Similar to nn.Sequential, but exposes the underlying list for inspection or dynamic manipulation by higher-level builders.

  • Parameters: blocks – Ordered list of modules applied to the input in sequence.

blocks

ModuleList storing the ordered blocks.

forward(x: torch.Tensor) → torch.Tensor

Apply each block to the input in sequence.

  • Parameters: x – Input tensor.
  • Returns: Output tensor after all blocks have been applied.

class olm.nn.blocks.output_head.LayerNorm(*args: Any, **kwargs: Any)

Bases: NormBase

Layer Normalization layer.

Implements Layer Normalization as described in “Layer Normalization” (https://arxiv.org/abs/1607.06450). Normalizes the input across the features dimension.

  • Parameters:
  • d_model (int) – The dimension of the model to normalize.
  • eps (float , optional) – Small constant for numerical stability.
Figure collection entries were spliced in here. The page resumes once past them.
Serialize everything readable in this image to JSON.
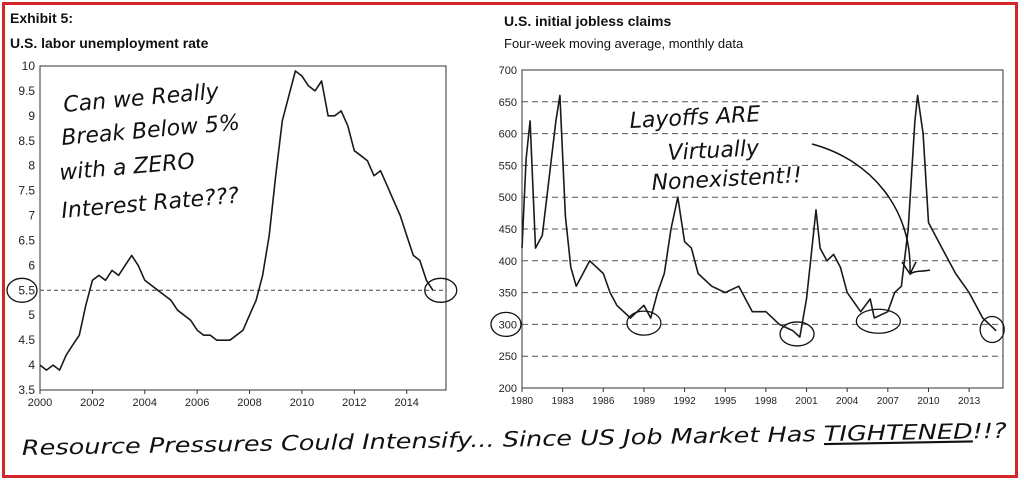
{
  "header": {
    "exhibit": "Exhibit 5:",
    "left_title": "U.S. labor unemployment rate",
    "right_title": "U.S. initial jobless claims",
    "right_subtitle": "Four-week moving average, monthly data"
  },
  "annotations": {
    "left_note": [
      "Can we Really",
      "Break Below 5%",
      "with a ZERO",
      "Interest Rate???"
    ],
    "right_note": [
      "Layoffs ARE",
      "Virtually",
      "Nonexistent!!"
    ],
    "bottom_note": "Resource Pressures Could Intensify... Since US Job Market Has TIGHTENED!!?",
    "bottom_note_parts": {
      "before": "Resource Pressures Could Intensify... Since US Job Market Has ",
      "emphasis": "TIGHTENED",
      "after": "!!?"
    }
  },
  "colors": {
    "frame": "#d4252a",
    "line": "#1a1a1a",
    "grid": "#555555",
    "ink": "#111111"
  },
  "chart_data": [
    {
      "type": "line",
      "title": "U.S. labor unemployment rate",
      "xlabel": "",
      "ylabel": "",
      "xlim": [
        2000,
        2015.5
      ],
      "ylim": [
        3.5,
        10
      ],
      "x_ticks": [
        "2000",
        "2002",
        "2004",
        "2006",
        "2008",
        "2010",
        "2012",
        "2014"
      ],
      "y_ticks": [
        "3.5",
        "4",
        "4.5",
        "5",
        "5.5",
        "6",
        "6.5",
        "7",
        "7.5",
        "8",
        "8.5",
        "9",
        "9.5",
        "10"
      ],
      "grid": false,
      "reference_line": 5.5,
      "highlight_tick": "5.5",
      "series": [
        {
          "x": [
            2000,
            2000.25,
            2000.5,
            2000.75,
            2001,
            2001.25,
            2001.5,
            2001.75,
            2002,
            2002.25,
            2002.5,
            2002.75,
            2003,
            2003.25,
            2003.5,
            2003.75,
            2004,
            2004.25,
            2004.5,
            2004.75,
            2005,
            2005.25,
            2005.5,
            2005.75,
            2006,
            2006.25,
            2006.5,
            2006.75,
            2007,
            2007.25,
            2007.5,
            2007.75,
            2008,
            2008.25,
            2008.5,
            2008.75,
            2009,
            2009.25,
            2009.5,
            2009.75,
            2010,
            2010.25,
            2010.5,
            2010.75,
            2011,
            2011.25,
            2011.5,
            2011.75,
            2012,
            2012.25,
            2012.5,
            2012.75,
            2013,
            2013.25,
            2013.5,
            2013.75,
            2014,
            2014.25,
            2014.5,
            2014.75,
            2015
          ],
          "values": [
            4.0,
            3.9,
            4.0,
            3.9,
            4.2,
            4.4,
            4.6,
            5.2,
            5.7,
            5.8,
            5.7,
            5.9,
            5.8,
            6.0,
            6.2,
            6.0,
            5.7,
            5.6,
            5.5,
            5.4,
            5.3,
            5.1,
            5.0,
            4.9,
            4.7,
            4.6,
            4.6,
            4.5,
            4.5,
            4.5,
            4.6,
            4.7,
            5.0,
            5.3,
            5.8,
            6.6,
            7.8,
            8.9,
            9.4,
            9.9,
            9.8,
            9.6,
            9.5,
            9.7,
            9.0,
            9.0,
            9.1,
            8.8,
            8.3,
            8.2,
            8.1,
            7.8,
            7.9,
            7.6,
            7.3,
            7.0,
            6.6,
            6.2,
            6.1,
            5.7,
            5.5
          ]
        }
      ]
    },
    {
      "type": "line",
      "title": "U.S. initial jobless claims",
      "subtitle": "Four-week moving average, monthly data",
      "xlabel": "",
      "ylabel": "",
      "xlim": [
        1980,
        2015.5
      ],
      "ylim": [
        200,
        700
      ],
      "x_ticks": [
        "1980",
        "1983",
        "1986",
        "1989",
        "1992",
        "1995",
        "1998",
        "2001",
        "2004",
        "2007",
        "2010",
        "2013"
      ],
      "y_ticks": [
        "200",
        "250",
        "300",
        "350",
        "400",
        "450",
        "500",
        "550",
        "600",
        "650",
        "700"
      ],
      "grid": "horizontal dashed",
      "highlight_tick": "300",
      "series": [
        {
          "x": [
            1980,
            1980.3,
            1980.6,
            1981,
            1981.5,
            1982,
            1982.5,
            1982.8,
            1983.2,
            1983.6,
            1984,
            1984.5,
            1985,
            1986,
            1986.5,
            1987,
            1988,
            1989,
            1989.5,
            1990,
            1990.5,
            1991,
            1991.5,
            1992,
            1992.5,
            1993,
            1994,
            1995,
            1996,
            1997,
            1998,
            1999,
            2000,
            2000.5,
            2001,
            2001.3,
            2001.7,
            2002,
            2002.5,
            2003,
            2003.5,
            2004,
            2005,
            2005.7,
            2006,
            2007,
            2007.5,
            2008,
            2008.5,
            2009,
            2009.2,
            2009.6,
            2010,
            2011,
            2012,
            2013,
            2013.5,
            2014,
            2014.5,
            2015
          ],
          "values": [
            420,
            560,
            620,
            420,
            440,
            530,
            620,
            660,
            470,
            390,
            360,
            380,
            400,
            380,
            350,
            330,
            310,
            330,
            310,
            350,
            380,
            450,
            500,
            430,
            420,
            380,
            360,
            350,
            360,
            320,
            320,
            300,
            290,
            280,
            340,
            400,
            480,
            420,
            400,
            410,
            390,
            350,
            320,
            340,
            310,
            320,
            350,
            360,
            450,
            620,
            660,
            600,
            460,
            420,
            380,
            350,
            330,
            310,
            300,
            290
          ]
        }
      ]
    }
  ]
}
Defaults to 1e-5.
  • device (torch.device , optional) – Target device.
  • dtype (torch.dtype , optional) – Target data type.

gamma

Learnable scale parameter.

  • Type: nn.Parameter

beta

Learnable shift parameter.

  • Type: nn.Parameter

forward(x: torch.Tensor) → torch.Tensor

Forward pass of LayerNorm.

  • Parameters: x (torch.Tensor) – Input tensor of shape (batch_size, sequence_length, d_model).
  • Returns: Normalized output tensor of the same shape.
  • Return type: torch.Tensor

class olm.nn.blocks.output_head.Linear(*args: Any, **kwargs: Any)

Bases: Linear

forward(x)

class olm.nn.blocks.output_head.OutputHead(*args: Any, **kwargs: Any)

Bases: Block

Final output projection layer for the Language Model.

Consists of a LayerNorm followed by a Linear projection to the vocabulary size. Typical structure: LayerNorm -> Linear(vocab_size).

  • Parameters:
  • embed_dim (int) – The dimension of the embedding space.
  • vocab_size (int) – The size of the vocabulary.
  • bias (bool , optional) – Whether to include bias in the linear layer. Defaults to False.

layers

The normalization and linear layers.

  • Type: nn.ModuleList